Other institutions are concerned that the “first to file” rule would accelerate their current schedule for patent application, where many had relied on the opportunity to develop technology without public disclosure, yielding a patent with the strongest claims and the most viable commercial relevance.  Larger institutions, with more extensive portfolios and less volatile revenue streams, would be better positioned to file earlier, having both the resources to actually file the application as well as the finances to absorb the upfront cost of filing a larger number of patents that individually may have a lower commercial value.

An interesting point, which makes it difficult to predict the impact of “first to file” in the US despite the experience of other institutions around the world, is the fact that public disclosure is still not considered prior art when evaluating an application for US patent as long as disclosure is by the named inventor, and within 1 year of application.  In contrast, any public disclosure under the European Patent Convention is considered prior art and therefore an immediate bar to application.

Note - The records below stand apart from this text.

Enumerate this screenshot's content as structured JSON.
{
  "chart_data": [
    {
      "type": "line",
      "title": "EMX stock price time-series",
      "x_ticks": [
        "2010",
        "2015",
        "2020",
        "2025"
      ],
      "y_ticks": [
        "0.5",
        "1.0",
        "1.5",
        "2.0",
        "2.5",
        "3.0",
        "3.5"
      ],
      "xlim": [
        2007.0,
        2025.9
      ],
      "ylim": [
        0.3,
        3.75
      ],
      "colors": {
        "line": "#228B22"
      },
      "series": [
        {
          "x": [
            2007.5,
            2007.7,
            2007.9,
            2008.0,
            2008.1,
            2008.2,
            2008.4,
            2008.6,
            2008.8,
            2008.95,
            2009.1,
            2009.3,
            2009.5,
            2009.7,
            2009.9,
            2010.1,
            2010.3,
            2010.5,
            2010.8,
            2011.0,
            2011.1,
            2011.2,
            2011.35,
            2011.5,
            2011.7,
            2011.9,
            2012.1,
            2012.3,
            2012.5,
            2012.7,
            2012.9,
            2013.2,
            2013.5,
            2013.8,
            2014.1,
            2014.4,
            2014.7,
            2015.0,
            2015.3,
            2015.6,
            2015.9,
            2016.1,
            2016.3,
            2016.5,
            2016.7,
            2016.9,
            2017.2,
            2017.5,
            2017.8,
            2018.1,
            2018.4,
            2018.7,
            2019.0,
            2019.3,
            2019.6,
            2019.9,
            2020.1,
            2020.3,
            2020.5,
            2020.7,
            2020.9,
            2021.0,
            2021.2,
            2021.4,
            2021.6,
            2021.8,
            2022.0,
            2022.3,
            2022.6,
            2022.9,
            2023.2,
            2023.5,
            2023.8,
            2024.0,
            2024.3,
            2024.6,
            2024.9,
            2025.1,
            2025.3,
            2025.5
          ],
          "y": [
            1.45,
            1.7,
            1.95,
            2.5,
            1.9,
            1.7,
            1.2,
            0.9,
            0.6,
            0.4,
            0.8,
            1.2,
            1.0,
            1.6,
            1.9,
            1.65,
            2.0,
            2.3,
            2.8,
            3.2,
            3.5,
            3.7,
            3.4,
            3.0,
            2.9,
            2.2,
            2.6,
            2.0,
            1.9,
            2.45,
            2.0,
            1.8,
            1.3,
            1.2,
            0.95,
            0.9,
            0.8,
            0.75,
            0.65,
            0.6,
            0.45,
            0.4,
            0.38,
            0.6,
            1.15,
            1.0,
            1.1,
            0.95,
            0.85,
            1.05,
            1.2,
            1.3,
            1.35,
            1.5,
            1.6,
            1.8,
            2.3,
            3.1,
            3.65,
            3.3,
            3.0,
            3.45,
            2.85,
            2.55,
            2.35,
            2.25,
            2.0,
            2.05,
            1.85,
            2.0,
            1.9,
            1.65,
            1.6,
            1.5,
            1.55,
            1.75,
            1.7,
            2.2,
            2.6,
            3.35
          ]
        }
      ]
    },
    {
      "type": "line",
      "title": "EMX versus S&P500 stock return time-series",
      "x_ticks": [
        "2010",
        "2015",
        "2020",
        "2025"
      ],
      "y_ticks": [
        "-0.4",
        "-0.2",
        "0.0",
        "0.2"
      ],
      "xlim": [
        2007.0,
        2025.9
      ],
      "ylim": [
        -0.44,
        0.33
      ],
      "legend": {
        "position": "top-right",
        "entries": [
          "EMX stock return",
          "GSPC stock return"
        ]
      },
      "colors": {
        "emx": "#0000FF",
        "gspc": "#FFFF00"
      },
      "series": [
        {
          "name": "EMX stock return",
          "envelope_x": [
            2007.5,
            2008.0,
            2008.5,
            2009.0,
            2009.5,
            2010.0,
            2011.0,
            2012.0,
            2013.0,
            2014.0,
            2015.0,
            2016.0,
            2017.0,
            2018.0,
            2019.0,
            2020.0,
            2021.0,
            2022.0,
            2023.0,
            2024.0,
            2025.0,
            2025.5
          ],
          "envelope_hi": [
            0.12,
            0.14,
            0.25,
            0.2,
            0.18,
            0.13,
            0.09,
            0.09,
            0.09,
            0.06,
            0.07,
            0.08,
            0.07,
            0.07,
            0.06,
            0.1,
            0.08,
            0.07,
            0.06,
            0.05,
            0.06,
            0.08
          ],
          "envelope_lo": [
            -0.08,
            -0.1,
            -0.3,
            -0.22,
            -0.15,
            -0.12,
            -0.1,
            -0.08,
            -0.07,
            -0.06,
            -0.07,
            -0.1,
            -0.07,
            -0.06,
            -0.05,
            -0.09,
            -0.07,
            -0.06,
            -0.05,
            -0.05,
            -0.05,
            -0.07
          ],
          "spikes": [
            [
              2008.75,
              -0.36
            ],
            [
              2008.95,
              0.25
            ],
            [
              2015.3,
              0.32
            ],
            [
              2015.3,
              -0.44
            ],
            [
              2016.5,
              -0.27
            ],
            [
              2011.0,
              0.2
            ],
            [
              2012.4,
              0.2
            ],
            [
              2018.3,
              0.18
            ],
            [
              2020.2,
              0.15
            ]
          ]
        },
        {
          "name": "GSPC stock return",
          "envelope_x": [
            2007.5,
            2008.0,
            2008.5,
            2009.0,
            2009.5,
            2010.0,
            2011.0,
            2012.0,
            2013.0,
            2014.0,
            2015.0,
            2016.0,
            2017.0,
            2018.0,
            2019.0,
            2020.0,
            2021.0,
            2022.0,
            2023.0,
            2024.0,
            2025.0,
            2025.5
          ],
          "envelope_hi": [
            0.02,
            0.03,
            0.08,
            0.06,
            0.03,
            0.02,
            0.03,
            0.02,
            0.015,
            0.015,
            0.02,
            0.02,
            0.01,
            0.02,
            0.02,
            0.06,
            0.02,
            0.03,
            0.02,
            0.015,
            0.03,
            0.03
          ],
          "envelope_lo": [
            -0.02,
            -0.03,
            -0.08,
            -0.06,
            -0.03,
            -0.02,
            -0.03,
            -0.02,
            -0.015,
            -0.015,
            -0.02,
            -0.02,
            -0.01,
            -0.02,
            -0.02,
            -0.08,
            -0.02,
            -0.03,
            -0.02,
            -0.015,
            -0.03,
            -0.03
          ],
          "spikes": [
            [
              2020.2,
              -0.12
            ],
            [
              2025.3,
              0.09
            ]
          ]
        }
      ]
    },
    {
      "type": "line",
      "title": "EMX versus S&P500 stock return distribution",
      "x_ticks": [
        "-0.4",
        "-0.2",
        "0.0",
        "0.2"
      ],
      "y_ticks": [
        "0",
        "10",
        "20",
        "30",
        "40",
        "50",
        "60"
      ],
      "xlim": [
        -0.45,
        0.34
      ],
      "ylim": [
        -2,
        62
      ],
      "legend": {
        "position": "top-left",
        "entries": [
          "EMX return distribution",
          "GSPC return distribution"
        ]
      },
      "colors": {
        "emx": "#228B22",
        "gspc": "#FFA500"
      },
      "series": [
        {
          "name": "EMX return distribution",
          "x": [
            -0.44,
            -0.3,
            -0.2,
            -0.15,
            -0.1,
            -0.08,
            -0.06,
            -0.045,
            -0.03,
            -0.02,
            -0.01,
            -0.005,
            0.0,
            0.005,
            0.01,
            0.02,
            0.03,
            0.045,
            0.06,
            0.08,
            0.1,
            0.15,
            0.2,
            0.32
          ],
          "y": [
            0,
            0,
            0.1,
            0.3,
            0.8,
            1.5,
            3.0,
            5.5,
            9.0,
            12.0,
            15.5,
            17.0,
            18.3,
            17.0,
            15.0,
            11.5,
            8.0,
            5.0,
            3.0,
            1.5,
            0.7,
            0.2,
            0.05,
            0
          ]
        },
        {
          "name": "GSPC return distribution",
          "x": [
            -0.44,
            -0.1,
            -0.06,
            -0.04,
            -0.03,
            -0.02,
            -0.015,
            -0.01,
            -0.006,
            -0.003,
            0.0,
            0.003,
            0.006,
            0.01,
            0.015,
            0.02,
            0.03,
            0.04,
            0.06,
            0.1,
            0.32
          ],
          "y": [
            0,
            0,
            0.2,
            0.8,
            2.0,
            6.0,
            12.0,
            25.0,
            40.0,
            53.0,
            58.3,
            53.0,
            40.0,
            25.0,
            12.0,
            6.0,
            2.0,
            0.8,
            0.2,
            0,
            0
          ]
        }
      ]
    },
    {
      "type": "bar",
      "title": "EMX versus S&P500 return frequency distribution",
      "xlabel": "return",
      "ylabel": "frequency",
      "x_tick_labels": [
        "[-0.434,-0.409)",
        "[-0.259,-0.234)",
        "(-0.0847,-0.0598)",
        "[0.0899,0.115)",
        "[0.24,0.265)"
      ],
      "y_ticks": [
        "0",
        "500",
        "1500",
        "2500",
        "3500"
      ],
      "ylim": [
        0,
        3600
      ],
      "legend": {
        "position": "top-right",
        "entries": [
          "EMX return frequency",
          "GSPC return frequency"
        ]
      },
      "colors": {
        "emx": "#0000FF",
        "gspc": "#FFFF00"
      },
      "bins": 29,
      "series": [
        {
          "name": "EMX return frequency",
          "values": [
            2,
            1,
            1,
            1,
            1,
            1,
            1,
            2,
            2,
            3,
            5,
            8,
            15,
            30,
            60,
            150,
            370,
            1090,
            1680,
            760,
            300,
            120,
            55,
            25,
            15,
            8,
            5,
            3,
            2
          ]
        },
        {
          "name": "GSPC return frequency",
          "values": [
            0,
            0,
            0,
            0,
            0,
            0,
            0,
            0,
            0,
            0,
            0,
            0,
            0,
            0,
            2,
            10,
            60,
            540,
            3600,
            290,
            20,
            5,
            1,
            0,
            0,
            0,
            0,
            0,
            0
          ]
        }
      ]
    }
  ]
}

Until a case history is developed, either argument is speculative, and that uncertainty is itself perhaps the greatest short term impact in US academic and other non-profit institutions.  As institutions evaluate their workflow over the next several months in anticipation of the new rule, there are a couple of things to consider:

  • The transition to a “first to file” rule does not necessarily accelerate the patent application process across the board.  The decision to file will depend significantly on the field of research, where technologies in highly competitive and emerging fields will likely face greater pressure, at an earlier stage.
  • Each institution needs to evaluate not only the potential of these technologies, but their financial position and relationship with their researchers.  As noted in previous comments, the mandate for each office is not necessarily the same, therefore the reaction to these changes will not necessarily be the same either.

Fortunately, the “first to file” rule does not go into effect for 18 months, which gives institutions opportunity to consider changes before implementation.